On se trouve toute les raisons de ne pas écrire. Certaines sont très bonnes. Travailler pour un groupe de gens qu’on aime, aller faire les courses, aller dire au revoir à sa psy parce qu’on sait qu’on est guéri ou écrire un nouveau scénario pendant 3 heures en se demandant bien ce qui se passe, et comment cet ensemble organique a pu se construire dans les back rooms de la conscience, et exploser comme ça un matin, en pyjama. Mon rêve m’avait annoncé un messager humain dans le monde des souris. Un messager qui venait d’un monde que je ne connaissais pas. Comme d’une histoire dont je n’avais pas conscience… Ce nouveau scénario est plein de rêves. Une idée commence à naître dans ma tête : je devrais utiliser cette technique puissante pour « UPS ».

C’est comme si c’était fait. Mais ça ne l’est pas.

 

Il y a aussi les très mauvaises raisons de ne pas écrire : les autres ne vont pas comprendre mon histoire, je vais les perdre avec le scénario, je vais les décourager si j’écris quelque chose de trop bien (heureusement que mon héros est un bon coup), je dois encore attendre un peu, peut être que je dois faire un plan très détaillé et très scolaire avant. Je devrais d’abord tailler tous mes crayons, ranger ma chambre, me couper les ongles, faire les comptes très précisément depuis 2007, me gratter les clopes en fumant des burnes. Etc.

 

C'est le danger de la procrastination. Quand on crée, et même si parfois c'est difficile, il faut se mettre à l'oeuvre. Il est illusoire de penser que l'histoire va s'écrire d'un coup, comme ça, par magie. On se réveillera un matin, avec une ramette imprimée sur la table. Bizzarement, la première page portera le titre du roman que l'on a pensé écrire. Et dedans, il y aura tout ce qu'on a toujours rêvé d'écrire. 

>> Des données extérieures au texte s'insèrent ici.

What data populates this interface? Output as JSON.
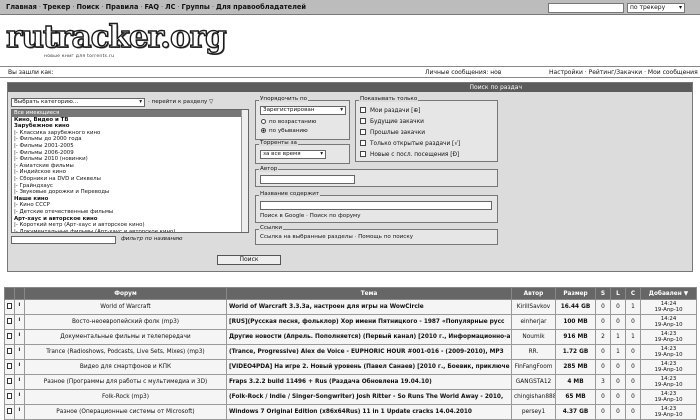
{
  "topnav": {
    "items": [
      "Главная",
      "Трекер",
      "Поиск",
      "Правила",
      "FAQ",
      "ЛС",
      "Группы",
      "Для правообладателей"
    ],
    "search_value": "",
    "search_scope": "по трекеру"
  },
  "logo": {
    "text": "rutracker.org",
    "tagline": "новые книг для torrents.ru"
  },
  "userbar": {
    "welcome": "Вы зашли как:",
    "messages": "Личные сообщения: нов",
    "links": "Настройки · Рейтинг/Закачки · Мои сообщения"
  },
  "search": {
    "title": "Поиск по раздач",
    "category_select": "Выбрать категорию...",
    "by_section": "· перейти к разделу ▽",
    "categories": [
      {
        "label": "Все имеющиеся",
        "bold": false,
        "selected": true
      },
      {
        "label": "Кино, Видео и ТВ",
        "bold": true,
        "selected": false
      },
      {
        "label": "Зарубежное кино",
        "bold": true,
        "selected": false
      },
      {
        "label": "|- Классика зарубежного кино",
        "bold": false,
        "selected": false
      },
      {
        "label": "|- Фильмы до 2000 года",
        "bold": false,
        "selected": false
      },
      {
        "label": "|- Фильмы 2001-2005",
        "bold": false,
        "selected": false
      },
      {
        "label": "|- Фильмы 2006-2009",
        "bold": false,
        "selected": false
      },
      {
        "label": "|- Фильмы 2010 (новинки)",
        "bold": false,
        "selected": false
      },
      {
        "label": "|- Азиатские фильмы",
        "bold": false,
        "selected": false
      },
      {
        "label": "|- Индийское кино",
        "bold": false,
        "selected": false
      },
      {
        "label": "|- Сборники на DVD и Сиквелы",
        "bold": false,
        "selected": false
      },
      {
        "label": "|- Грайндхаус",
        "bold": false,
        "selected": false
      },
      {
        "label": "|- Звуковые дорожки и Переводы",
        "bold": false,
        "selected": false
      },
      {
        "label": "Наше кино",
        "bold": true,
        "selected": false
      },
      {
        "label": "|- Кино СССР",
        "bold": false,
        "selected": false
      },
      {
        "label": "|- Детские отечественные фильмы",
        "bold": false,
        "selected": false
      },
      {
        "label": "Арт-хаус и авторское кино",
        "bold": true,
        "selected": false
      },
      {
        "label": "|- Короткий метр (Арт-хаус и авторское кино)",
        "bold": false,
        "selected": false
      },
      {
        "label": "|- Документальные фильмы (Арт-хаус и авторское кино)",
        "bold": false,
        "selected": false
      }
    ],
    "filter_label": "фильтр по названию",
    "order_label": "Упорядочить по",
    "order_select": "Зарегистрирован",
    "order_asc": "по возрастанию",
    "order_desc": "по убыванию",
    "period_label": "Торренты за",
    "period_select": "за все время",
    "author_label": "Автор",
    "title_contains_label": "Название содержит",
    "title_links": "Поиск в Google · Поиск по форуму",
    "links_label": "Ссылки",
    "links_text": "Ссылка на выбранные разделы · Помощь по поиску",
    "show_only_label": "Показывать только",
    "show_only": [
      "Мои раздачи [⊕]",
      "Будущие закачки",
      "Прошлые закачки",
      "Только открытые раздачи [√]",
      "Новые с посл. посещения [Ð]"
    ],
    "button": "Поиск"
  },
  "results": {
    "headers": [
      "",
      "",
      "Форум",
      "Тема",
      "Автор",
      "Размер",
      "S",
      "L",
      "C",
      "Добавлен ▼"
    ],
    "rows": [
      {
        "forum": "World of Warcraft",
        "topic": "World of Warcraft 3.3.3a, настроен для игры на WowCircle",
        "author": "KirillSavkov",
        "size": "16.44 GB",
        "s": "0",
        "l": "0",
        "c": "1",
        "time": "14:24",
        "date": "19-Anp-10"
      },
      {
        "forum": "Восто-неоевропейский фолк (mp3)",
        "topic": "[RUS](Русская песня, фольклор) Хор имени Пятницкого - 1987 «Популярные русс",
        "author": "einherjar",
        "size": "100 MB",
        "s": "0",
        "l": "0",
        "c": "0",
        "time": "14:24",
        "date": "19-Anp-10"
      },
      {
        "forum": "Документальные фильмы и телепередачи",
        "topic": "Другие новости (Апрель. Пополняется) (Первый канал) [2010 г., Информационно-а",
        "author": "Noumik",
        "size": "916 MB",
        "s": "2",
        "l": "1",
        "c": "1",
        "time": "14:23",
        "date": "19-Anp-10"
      },
      {
        "forum": "Trance (Radioshows, Podcasts, Live Sets, Mixes) (mp3)",
        "topic": "(Trance, Progressive) Alex de Voice - EUPHORIC HOUR #001-016 - (2009-2010), MP3",
        "author": "RR.",
        "size": "1.72 GB",
        "s": "0",
        "l": "1",
        "c": "0",
        "time": "14:23",
        "date": "19-Anp-10"
      },
      {
        "forum": "Видео для смартфонов и КПК",
        "topic": "[VIDEO4PDA] На игре 2. Новый уровень (Павел Санаев) [2010 г., Боевик, приключе",
        "author": "FinFangFoom",
        "size": "285 MB",
        "s": "0",
        "l": "0",
        "c": "0",
        "time": "14:23",
        "date": "19-Anp-10"
      },
      {
        "forum": "Разное (Программы для работы с мультимедиа и 3D)",
        "topic": "Fraps 3.2.2 build 11496 + Rus (Раздача Обновлена 19.04.10)",
        "author": "GANGSTA12",
        "size": "4 MB",
        "s": "3",
        "l": "0",
        "c": "0",
        "time": "14:23",
        "date": "19-Anp-10"
      },
      {
        "forum": "Folk-Rock (mp3)",
        "topic": "(Folk-Rock / Indie / Singer-Songwriter) Josh Ritter - So Runs The World Away - 2010,",
        "author": "chingishan888",
        "size": "65 MB",
        "s": "0",
        "l": "0",
        "c": "0",
        "time": "14:23",
        "date": "19-Anp-10"
      },
      {
        "forum": "Разное (Операционные системы от Microsoft)",
        "topic": "Windows 7 Original Edition (x86x64Rus) 11 in 1 Update cracks 14.04.2010",
        "author": "persey1",
        "size": "4.37 GB",
        "s": "0",
        "l": "0",
        "c": "0",
        "time": "14:23",
        "date": "19-Anp-10"
      }
    ]
  }
}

La sonnette sonnera, elle sert à ça. On descendra les escaliers sauf si on habite au rez de chaussée et une éditrice blonde à forte poitrine nous prendra dans ses bras. On fera bloubloubloub, la tête coincée entre ses seins pendant qu'elle nous dira que c'est un travail formidable. Elle ouvrira le champagne dans la limousine dotée d'un jaccuzzi. Les bulles de l'ensemble seront fines et agréables. On enfilera alors, en plus de l'éditrice, un costume sur mesure. Tiens, on aura même des pectoraux. 

 

Ce sera parti pour le Goncourt, les groupies, les journalistes sous le charme. 

La légion d'honneur. 

La richesse. 

Le pouvoir. 

La célébrité. 

Enfin, on aura réussi. A moins de 50 ans on aura un best seller et une Rolex, ce sera tellement merveilleux. 

On sera peut être seul et alcoolique, triste à en mourir. L'éditrice sera une vraie morue. On n'en sait rien. Le fantasme ne montre jamais ce type d'aspect. Il est souvent orienté vers une unique destination : celle qui nous est vendue sur les publicités. 

 

19 mars : Retour à l’atelier, anagramme de réalité.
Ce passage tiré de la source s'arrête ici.